The interests and needs of those who will inherit this planet are being systematically compromised by the short-term nature of decision-making and policy. A High-level Representative for Sustainable Development and Future Generations will be tasked with helping government to bring sustainable development, often separate from core policy issues, into the heart of all decision-making.

Rhoda Robinson youth activist from Nigeria said “The removal of this text effectively relegates youth and future generations to the side-lines to watch – not participate – in deciding on our future. This may not look like it something of concern to a young person in Africa but we cannot continue to have no representation, no say and no access to decisions that affect us.”

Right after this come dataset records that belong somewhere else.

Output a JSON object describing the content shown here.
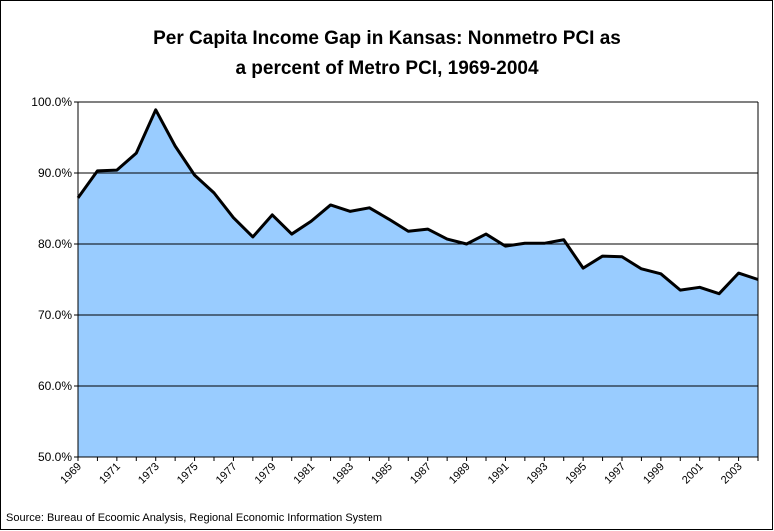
{
  "chart_data": {
    "type": "area",
    "title": [
      "Per Capita Income Gap in Kansas: Nonmetro PCI as",
      "a percent of Metro PCI, 1969-2004"
    ],
    "source": "Source: Bureau of Ecoomic Analysis, Regional Economic Information System",
    "categories": [
      "1969",
      null,
      "1971",
      null,
      "1973",
      null,
      "1975",
      null,
      "1977",
      null,
      "1979",
      null,
      "1981",
      null,
      "1983",
      null,
      "1985",
      null,
      "1987",
      null,
      "1989",
      null,
      "1991",
      null,
      "1993",
      null,
      "1995",
      null,
      "1997",
      null,
      "1999",
      null,
      "2001",
      null,
      "2003",
      null
    ],
    "values": [
      86.5,
      90.3,
      90.4,
      92.8,
      98.9,
      93.8,
      89.7,
      87.2,
      83.7,
      81.0,
      84.1,
      81.4,
      83.2,
      85.5,
      84.6,
      85.1,
      83.5,
      81.8,
      82.1,
      80.7,
      80.0,
      81.4,
      79.7,
      80.1,
      80.1,
      80.6,
      76.6,
      78.3,
      78.2,
      76.5,
      75.8,
      73.5,
      73.9,
      73.0,
      75.9,
      75.0
    ],
    "color": "#99ccff",
    "line_color": "#000000",
    "ylim": [
      50,
      100
    ],
    "yticks": [
      {
        "value": 50,
        "label": "50.0%"
      },
      {
        "value": 60,
        "label": "60.0%"
      },
      {
        "value": 70,
        "label": "70.0%"
      },
      {
        "value": 80,
        "label": "80.0%"
      },
      {
        "value": 90,
        "label": "90.0%"
      },
      {
        "value": 100,
        "label": "100.0%"
      }
    ],
    "grid": true
  }
}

“This is a one-time opportunity to influence the outcome text in a clear and radical way and make sure that Rio+20 goes beyond just copying the language of previous agreements” says Mathieu Soete, President of the Environmental Working Group, AEGEE / European Students’ Forum.

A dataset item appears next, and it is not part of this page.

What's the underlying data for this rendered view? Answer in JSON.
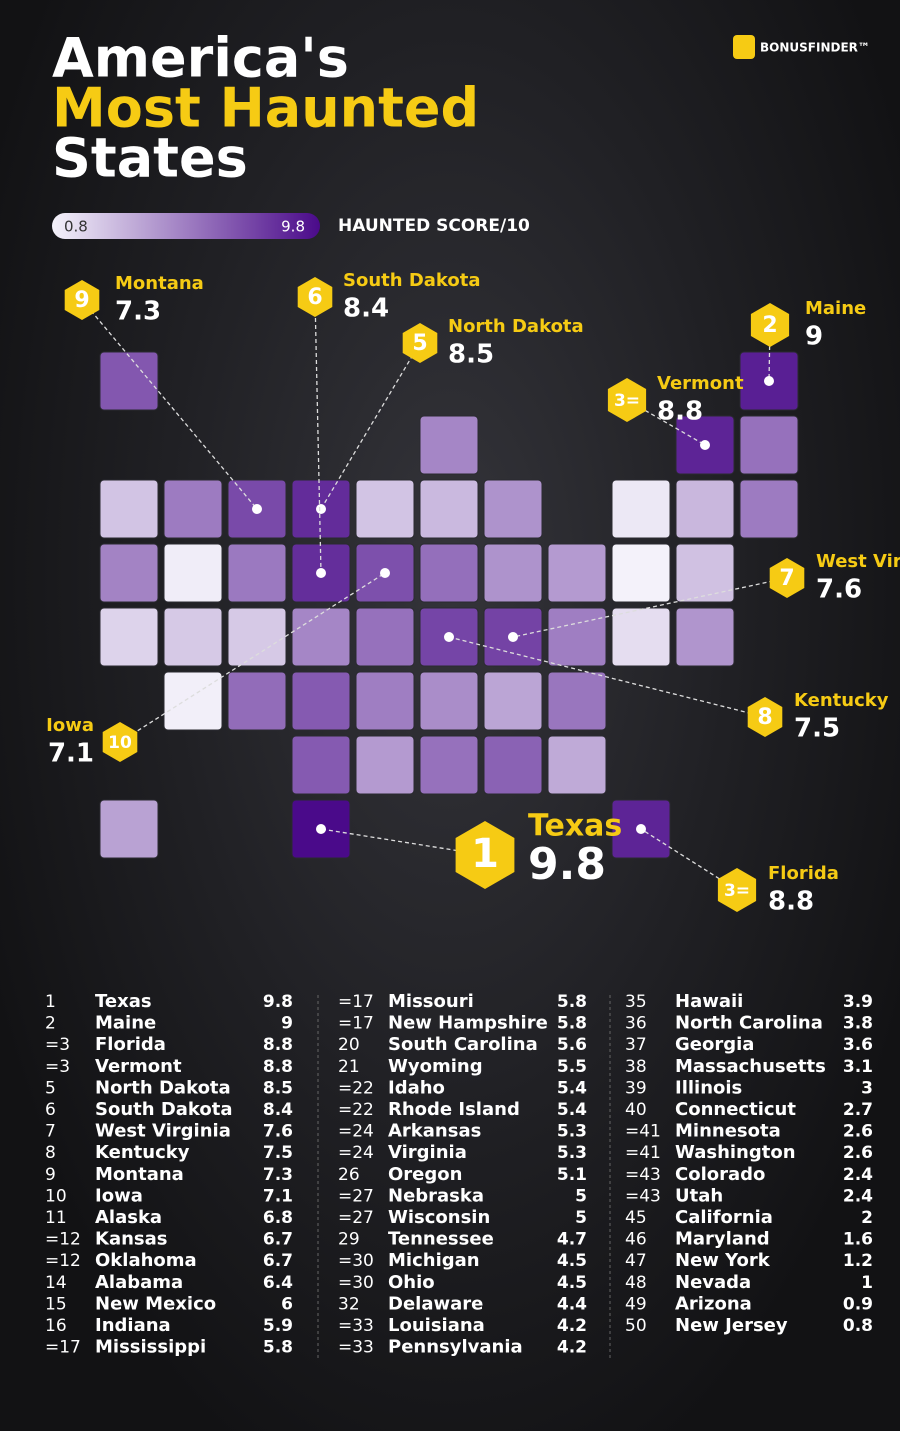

The High-level Representative would work in close cooperation with civil society to represent their concerns and to further their participation at the United Nations. This efficient and innovative solution would ensure a more integrated approach to sustainable development – one of the key objectives of the Rio+20 Conference – and embed long-termism into our political thinking.

Kate Offerdahl from Columbia University says, “Young people are demanding that this language be reinserted into the negotiating text and that a High-level Representative for Sustainable Development and Future Generations be an enduring accomplishment of the Rio+20 Conference”.

In addition to the representation of future generations and young people in the form of a High-Level Representative, wider youth participation throughout the process of developing the Sustainable Development Goals (SDGs), inclusion of youth delegates in all member state delegations, and meaningful and effective youth participation across UN sustainable development forums are all key to making sure the interests of youth are represented and their voices are heard.

Laurence Dambuki. African Union Youth delegate said, “Developing countries are particularly concerned about improving means of implementation to ensure the effectiveness of the interventions and to invest financial and human resources efficiently. This proposal would be instrumental in addressing current implementation gaps by helping governments and UN bodies work together on long-term planning and the sharing of best practice.”